The DTCC also had castigated EuroMoney after a March, 2005 article on illegal naked short selling quoted then U.S. Securities and Exchange Commission Head of Market Regulation Annette Nazareth’s assistant, James Brigagliano that prior lawbreakers were “grandfathered” because “we were concerned about generating volatility where there were large pre-existing open positions, and we wanted to start afresh with new regulation, not re-write history.”

The DTCC, controlled by the NASD and the New York Stock Exchange, has more recently purportedly become the subject of subpoenas issued by a multi-state task force that is believed to be looking at the relationship of the DTCC’s “Stock Borrow” program to fails-to-deliver, which the DTCC admits to being $6 billion daily, which, while only a small percentage of each day’s trading, is enough to devastate hundreds of small public companies if misused.

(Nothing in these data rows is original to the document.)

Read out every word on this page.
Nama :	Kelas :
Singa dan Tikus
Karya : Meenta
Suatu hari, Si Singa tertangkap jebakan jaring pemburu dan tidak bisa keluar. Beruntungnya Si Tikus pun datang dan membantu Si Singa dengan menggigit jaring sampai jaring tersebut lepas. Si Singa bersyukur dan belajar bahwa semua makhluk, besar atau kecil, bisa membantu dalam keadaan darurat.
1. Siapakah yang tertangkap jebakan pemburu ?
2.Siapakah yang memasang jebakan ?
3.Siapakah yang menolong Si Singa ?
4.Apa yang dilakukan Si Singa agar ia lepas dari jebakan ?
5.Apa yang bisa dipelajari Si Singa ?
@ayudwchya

The DTCC has had some successes in the courts, where famed lawyer John O’Quinn has been seeking to sue the entity over its “Stock Borrow Program,” which he considers to aid and abet
illegal naked short selling.

In the latest action, last Wednesday, the U.S. District Court in Las Vegas dismissed “with prejudice” Whistler Investment’s lawsuit against the DTCC and its subsidiaries. This is the fourth such dismissal.

The court agreed with the DTCC’s position and clearing and settlement rules are approved by the U.S. Securities and Exchange Commission, and thus “cannot be challenged under state law.” It said the DTCC’s Stock Borrow Program is”explicityly approved by and subject to the ongoing oversight of the SEC,” and thus legal challenge is barred by the Supremacy Clause of the U.S. Constitution, according to reports.

"We are very pleased that judges across the country continue to reject these meritless claims," said Larry Thompson, DTCC's General Counsel. "Last year, DTCC settled more than $1.4 quadrillion in securities transactions. We play a pivotal role in the U.S. capital markets by providing the capacity, certainty and reliability required to clear and settle today's enormous trading volumes and maintain the integrity and soundness of the U.S. capital markets. All of our operations and activities are carried out under SEC-approved rules and are subject to strict federal regulatory oversight. This arrangement ensures uniformity and accountability in clearing and settling securities transactions and, in turn, provides the stability that is essential to the efficient functioning of our capital markets."